Penulis : Sudarmawan juwono
Lingkungan binaan
didesain dan dibentuk memiliki tujuan yaitu memberikan manfaat bagi manusia.
Manfaat ini merupakan dorongan awal manusia prasejarah menempati gua-gua
kemudian membangun rumah-rumah mereka di atas pohon atas dasar memenuhi
fungsinya. Fungsi adalah yang pertama, konsep ini melahirkan hirarki kebutuhan
manusia bahkan bila ditelusuri lebih lanjut sebenarnya keindahan adalah bagian
dari tuntutan fungsi yang tertinggi. Keindahan adalah fungsi yang mengaktualkan
keberadaan manusia sebagai mahluk berpikir-berakal budi (homo sapiens) dan mahluk berkomunikasi simbolik (homo symbolicum). Kedua konsep citra,
dalam pandangan tersebut terkandung nilai nilai yang melampaui “ kegunaannya “
yaitu filosofi. Filosofi berasal dari kata Yunani yang kurang lebih berarti “
kebijaksanaan atau hikmah “ yang berada di balik suatu pemikiran atau produk
karya manusia.
Filosofi Desain
Istilah arsitektur berasal dari bahasa Inggris architecture. Arsitektur
berasal dari akar kata Yunani arche = yang sejati atau yang asli, dan tektoon
= yang stabil. Dari kata ini
kemudian menjadi istilah ilmu bangunan sipil. Ada pula yang menyebutkan bahwa Archi = kepala, dan techton = tukang, maka architecture
adalah karya kepala tukang. Dari istilah ini maka arsitektur dapat pula
diartikan sebagai suatu pengungkapan bentuk bangunan. Namun apakah hanya
berhenti sampai di sini saja ? .
O’Gorman (1997) dalam ABC of Architecture,
menjelaskan bahwa arsitektur lebih dari sekedar suatu pelindung namun wujud
seni yang bisa difungsikan untuk aktivitas. Le Corbusier mengatakan bahwa ”architecture is the masterly, correct
and magnificient play of masses seen in light. Architecture with a capital A
was an emotional and aesthetic experience”.

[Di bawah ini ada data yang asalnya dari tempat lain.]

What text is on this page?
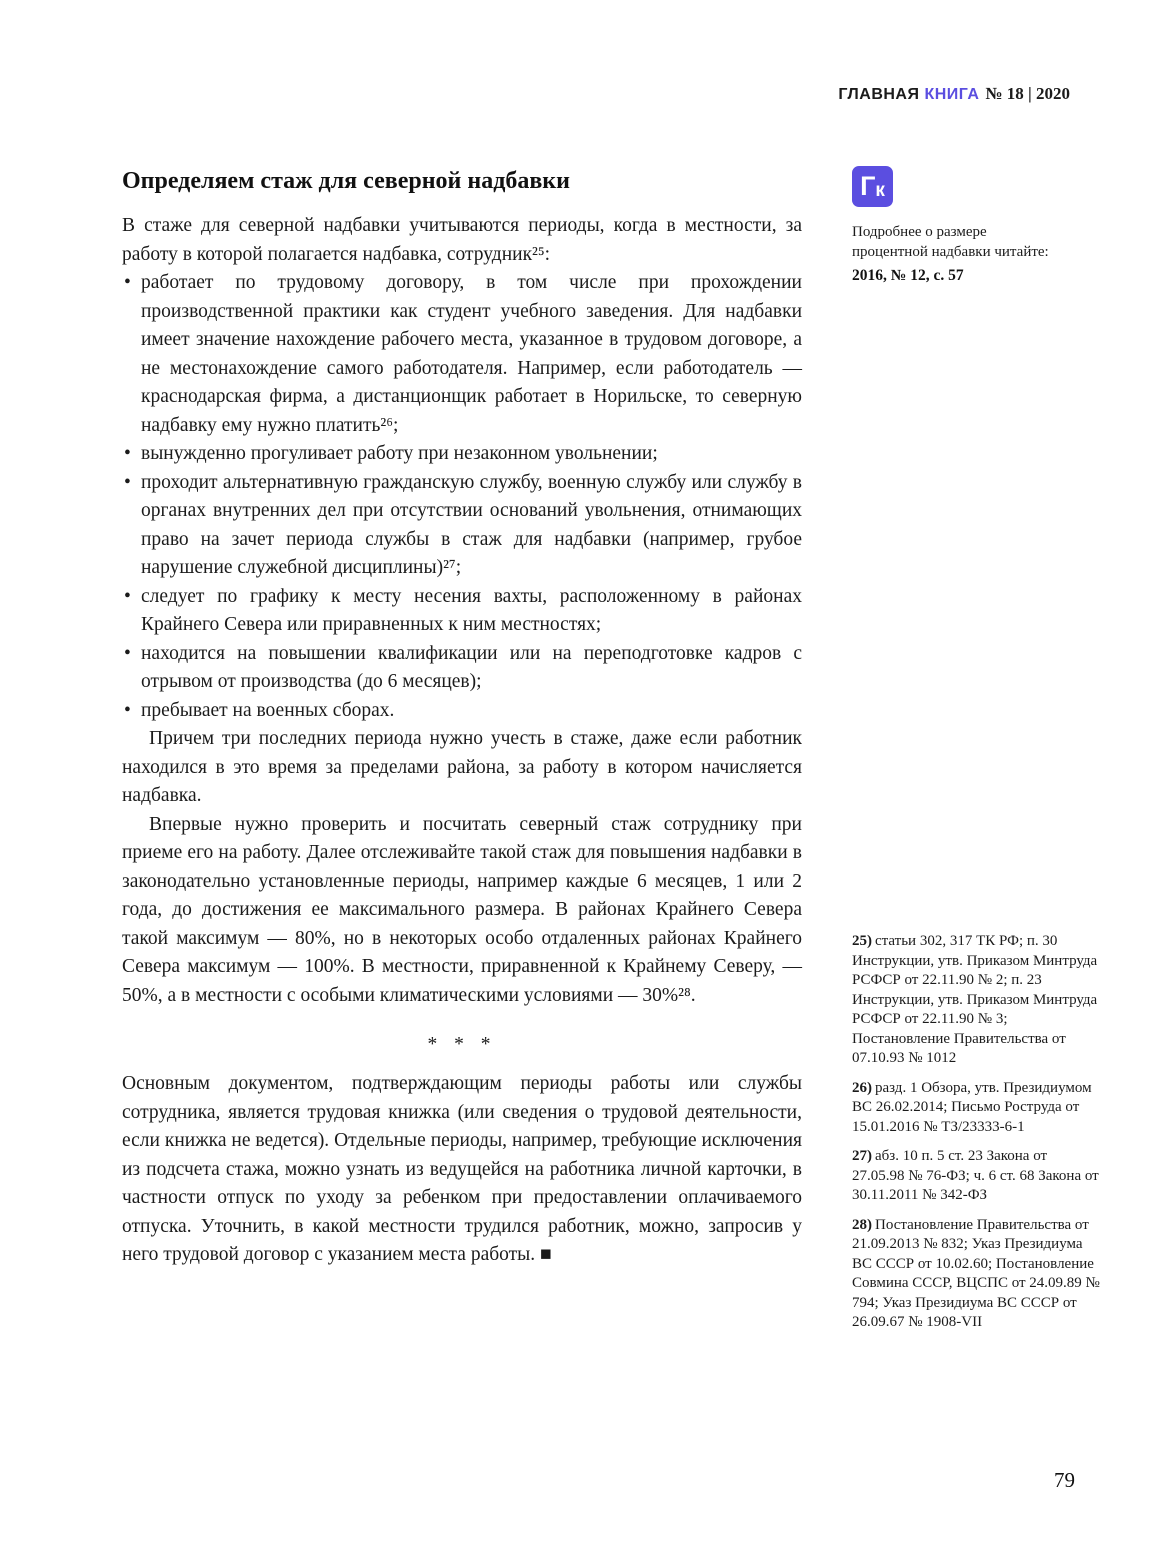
ГЛАВНАЯ КНИГА № 18 | 2020
Определяем стаж для северной надбавки

В стаже для северной надбавки учитываются периоды, когда в местности, за работу в которой полагается надбавка, сотрудник²⁵:

• работает по трудовому договору, в том числе при прохождении производственной практики как студент учебного заведения. Для надбавки имеет значение нахождение рабочего места, указанное в трудовом договоре, а не местонахождение самого работодателя. Например, если работодатель — краснодарская фирма, а дистанционщик работает в Норильске, то северную надбавку ему нужно платить²⁶;
• вынужденно прогуливает работу при незаконном увольнении;
• проходит альтернативную гражданскую службу, военную службу или службу в органах внутренних дел при отсутствии оснований увольнения, отнимающих право на зачет периода службы в стаж для надбавки (например, грубое нарушение служебной дисциплины)²⁷;
• следует по графику к месту несения вахты, расположенному в районах Крайнего Севера или приравненных к ним местностях;
• находится на повышении квалификации или на переподготовке кадров с отрывом от производства (до 6 месяцев);
• пребывает на военных сборах.

Причем три последних периода нужно учесть в стаже, даже если работник находился в это время за пределами района, за работу в котором начисляется надбавка.

Впервые нужно проверить и посчитать северный стаж сотруднику при приеме его на работу. Далее отслеживайте такой стаж для повышения надбавки в законодательно установленные периоды, например каждые 6 месяцев, 1 или 2 года, до достижения ее максимального размера. В районах Крайнего Севера такой максимум — 80%, но в некоторых особо отдаленных районах Крайнего Севера максимум — 100%. В местности, приравненной к Крайнему Северу, — 50%, а в местности с особыми климатическими условиями — 30%²⁸.

* * *

Основным документом, подтверждающим периоды работы или службы сотрудника, является трудовая книжка (или сведения о трудовой деятельности, если книжка не ведется). Отдельные периоды, например, требующие исключения из подсчета стажа, можно узнать из ведущейся на работника личной карточки, в частности отпуск по уходу за ребенком при предоставлении оплачиваемого отпуска. Уточнить, в какой местности трудился работник, можно, запросив у него трудовой договор с указанием места работы. ■

Г к

Подробнее о размере процентной надбавки читайте:

2016, № 12, с. 57

25) статьи 302, 317 ТК РФ; п. 30 Инструкции, утв. Приказом Минтруда РСФСР от 22.11.90 № 2; п. 23 Инструкции, утв. Приказом Минтруда РСФСР от 22.11.90 № 3; Постановление Правительства от 07.10.93 № 1012

26) разд. 1 Обзора, утв. Президиумом ВС 26.02.2014; Письмо Роструда от 15.01.2016 № ТЗ/23333-6-1

27) абз. 10 п. 5 ст. 23 Закона от 27.05.98 № 76-ФЗ; ч. 6 ст. 68 Закона от 30.11.2011 № 342-ФЗ

28) Постановление Правительства от 21.09.2013 № 832; Указ Президиума ВС СССР от 10.02.60; Постановление Совмина СССР, ВЦСПС от 24.09.89 № 794; Указ Президиума ВС СССР от 26.09.67 № 1908-VII

79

Definisi arsitektur di atas menunjukkan bahwa ada banyak
pendapat yang berbeda mengenai pengertian arsitektur namun yang biasa diterima
adalah “ human settlement “ yaitu lingkungan binaan yang ditempati manusia.

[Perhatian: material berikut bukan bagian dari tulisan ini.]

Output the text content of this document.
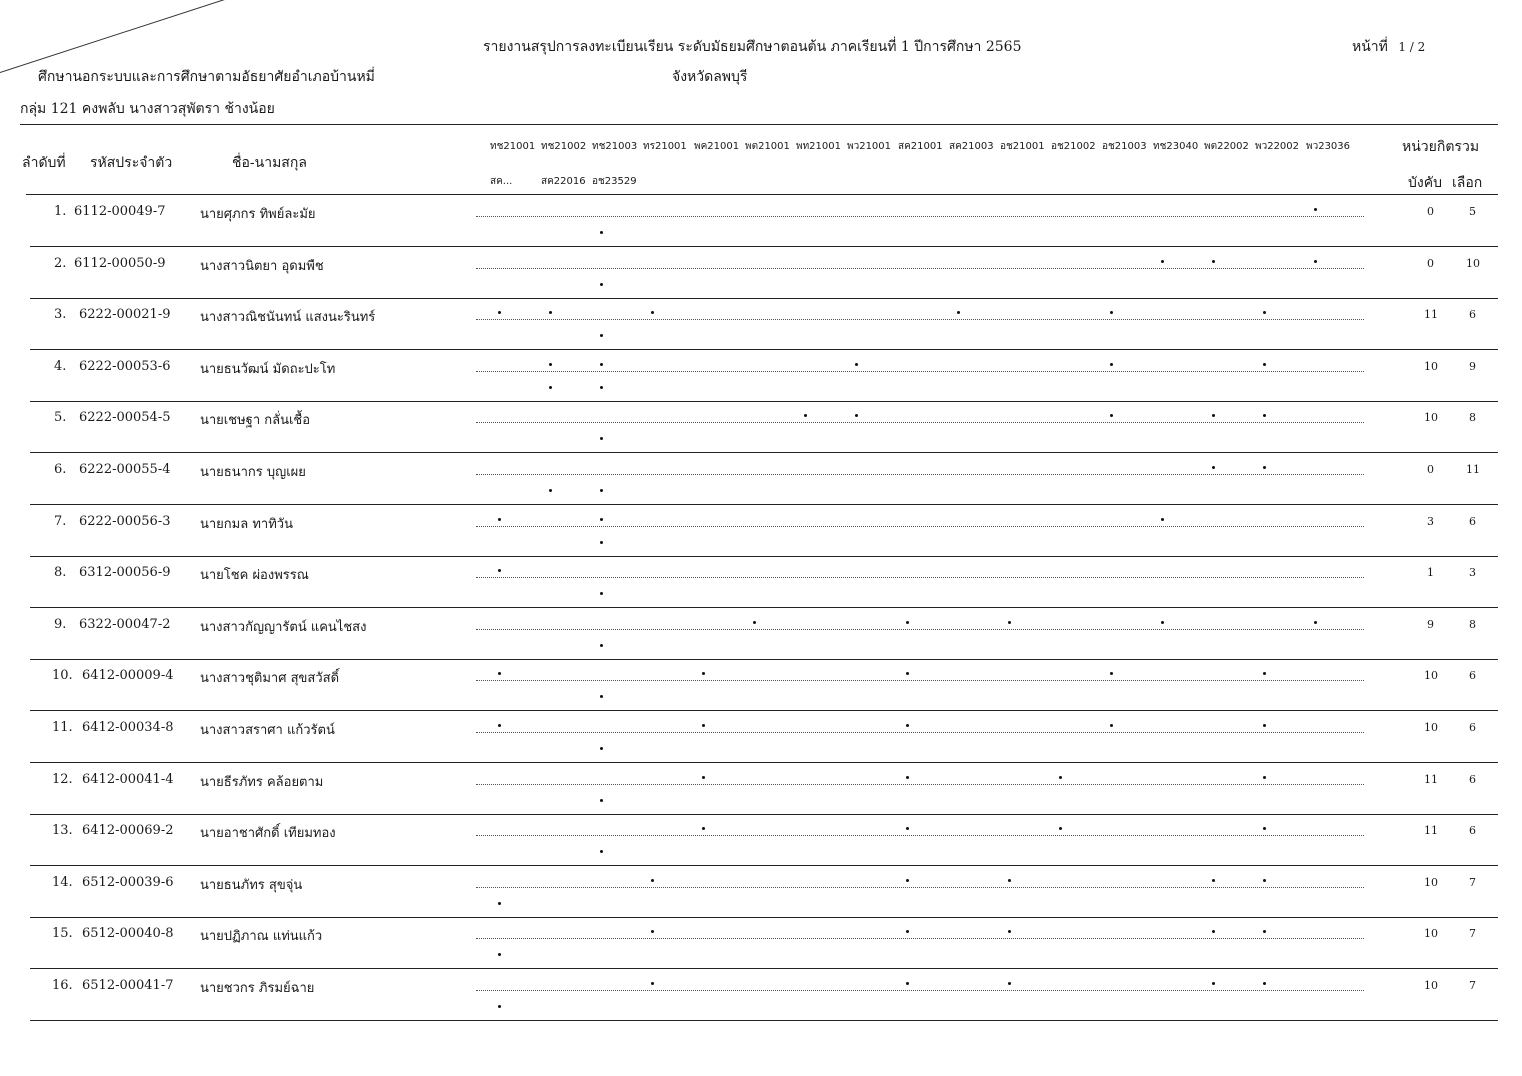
รายงานสรุปการลงทะเบียนเรียน ระดับมัธยมศึกษาตอนต้น ภาคเรียนที่ 1 ปีการศึกษา 2565
จังหวัดลพบุรี
หน้าที่ 1 / 2
ศึกษานอกระบบและการศึกษาตามอัธยาศัยอำเภอบ้านหมี่
กลุ่ม 121 คงพลับ นางสาวสุพัตรา ช้างน้อย
ลำดับที่ รหัสประจำตัว	ชื่อ-นามสกุล
หน่วยกิตรวม
บังคับ เลือก
ทช21001 ทช21002 ทช21003 ทร21001 พค21001 พต21001 พท21001 พว21001 สค21001 สค21003 อช21001 อช21002 อช21003 ทช23040 พต22002 พว22002 พว23036
สค...	สค22016 อช23529
1. 6112-00049-7	นายศุภกร ทิพย์ละมัย	0	5
2. 6112-00050-9	นางสาวนิตยา อุดมพืช	0	10
3. 6222-00021-9 นางสาวณิชนันทน์ แสงนะรินทร์	11	6
4. 6222-00053-6 นายธนวัฒน์ มัดถะปะโท	10	9
5. 6222-00054-5 นายเชษฐา กลั่นเชื้อ	10	8
6. 6222-00055-4 นายธนากร บุญเผย	0	11
7. 6222-00056-3 นายกมล ทาทิวัน	3	6
8. 6312-00056-9 นายโชค ผ่องพรรณ	1	3
9. 6322-00047-2 นางสาวกัญญารัตน์ แคนไชสง	9	8
10. 6412-00009-4 นางสาวชุติมาศ สุขสวัสดิ์	10	6
11. 6412-00034-8 นางสาวสราศา แก้วรัตน์	10	6
12. 6412-00041-4 นายธีรภัทร คล้อยตาม	11	6
13. 6412-00069-2 นายอาชาศักดิ์ เทียมทอง	11	6
14. 6512-00039-6 นายธนภัทร สุขจุ่น	10	7
15. 6512-00040-8 นายปฏิภาณ แท่นแก้ว	10	7
16. 6512-00041-7 นายชวกร ภิรมย์ฉาย	10	7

Desain selalu bertitik tolak dari filosofi atau landasan ideologi yang
mendasari sebuah perancangan dilakukan. Dasar tersebut bertitik tolak dari “
Apa (what), siapa (Who), untuk siapa (Which), bagaimana mencapainya (How), kapan (When) dan dimana (Where). Sekalipun di
Barat era modern sudah berlalu kini memasuki era pos modern namun tidak
sedemikian halnya di Indonesia. Perbincangan “ Form follows function “ atau function
follows form atau “ form follows
culture “ masih menggema sampai kini, meskipun telah lahir konsep konsep
desain yang baru seperti “ modernisme hingga pos modernisme .kemudian
dekonstruksi hingga ekletikisme “.Ada kecurigaan yang sangat beralasan bahwa
pos modern yang ada merupakan “ kelanjutan era modern “ yang dibungkus dengan
fisik pos modern namun jiwanya masih modern. Dengan demikian sangat wajar apakah
desain mengikuti bentuk atau estetika terus saja diperdebatkan.
Komponen
|
Merancang Arsitektur
|
Pengetahuan Arsitektur
|
Wujud
|
Bersifat menjawab
bagaimana ?
Berupa konsep untuk
merancang
|
Menjawab ” apa ” ?
Berupa seperangkat
pengetahuan atau konsep dan teori
|
Metode Ilmiah
|
Berorientasi pada
produk tidak mempermasalahkan metode
|
Berorientasi pada
proses dibandingkan pada produk serta metode.
|
Intuisi
|
Mengandalkan intuisi
|
Intuisi diperlukan
namun dalam batas tertentu.
|
Desain
|
Bertujuan
menyelesaikan masalah desain arsitektur
|
Membangun pengetahuan ilmiah untuk mendukung
proses desain
|
Diolah dari Sudradjat (2004).
Ada ilustrasi menarik, konon arsitek gedung Dharmala, mendesain gedung
tersebut hanya di atas sehelai serbet saat berada di penerbangan. Entah benar
atau tidak namun hal ini mendorong kita untuk berpikir apa yang harus dilakukan
terlebih dahulu, merencana bentuk dulu atau merencana fungsi atau kedua duanya.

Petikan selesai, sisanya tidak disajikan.